Intermediate

AWS Transcribe — Speech-to-Text

Amazon Transcribe is AWS's managed automatic speech recognition (ASR) service. It converts audio and video recordings to text at scale — with support for batch and real-time streaming, 100+ languages, speaker diarization, PII redaction, and deep AWS ecosystem integration. It sits alongside Bedrock as part of AWS's broader AI services stack.

What It Does

Transcribe takes audio (MP3, WAV, FLAC, MP4, and more) and returns a structured transcript. You can use it for call centre analytics, meeting notes, subtitles, voice-to-text pipelines, and any workflow where spoken language needs to become structured data.

It runs as a fully managed service — no models to host, no GPUs to provision.
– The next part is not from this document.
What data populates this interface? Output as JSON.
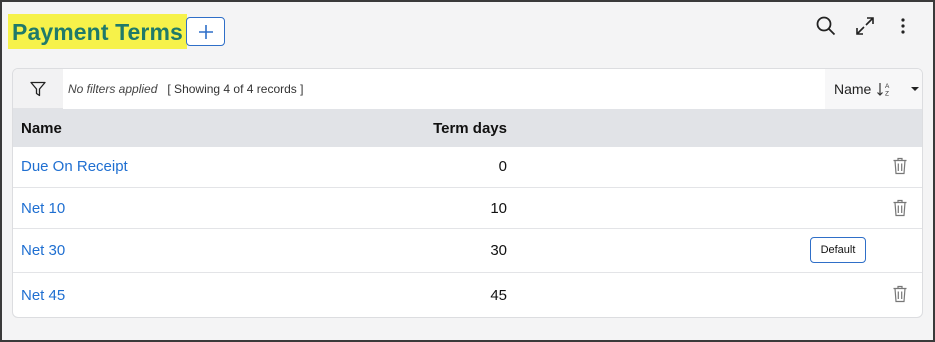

You call the API and AWS handles the rest.

Batch vs Real-Time Streaming

Batch Transcription

Submit audio files stored in S3
Job runs asynchronously — poll for completion
Results written to S3 as JSON + text
Best for: recorded calls, meetings, video files
Used via boto3 transcribe client

Streaming Transcription

WebSocket or HTTP/2 bidirectional stream
Partial results returned as audio arrives
Best for: live captions, voice assistants, phone calls
Requires amazon-transcribe async SDK (PyPI) — not standard boto3
Latency: ~300–500ms for partial results

Key Features

100+ languages — automatic language identification available
Speaker diarization — identifies and labels individual speakers in multi-person audio
Custom vocabulary — add domain-specific terms (product names, jargon) to improve accuracy
Custom language models — fine-tune on your own text corpus for domain adaptation
Automatic punctuation and formatting — produces readable output without manual post-processing
Word-level confidence scores — flag uncertain transcriptions for human review
PII redaction — automatically masks SSNs, phone numbers, credit card numbers, and more
Vocabulary filters — block or replace specific words in output
Amazon Transcribe Medical — HIPAA-eligible variant with clinical vocabulary
Amazon Transcribe Call Analytics — adds sentiment analysis, call categories, and Bedrock-powered summaries

boto3 Usage (Batch)

Batch transcription is the most common pattern. Store your audio in S3, submit a job, and poll until complete:

import boto3
import time

transcribe = boto3.client("transcribe", region_name="us-east-1")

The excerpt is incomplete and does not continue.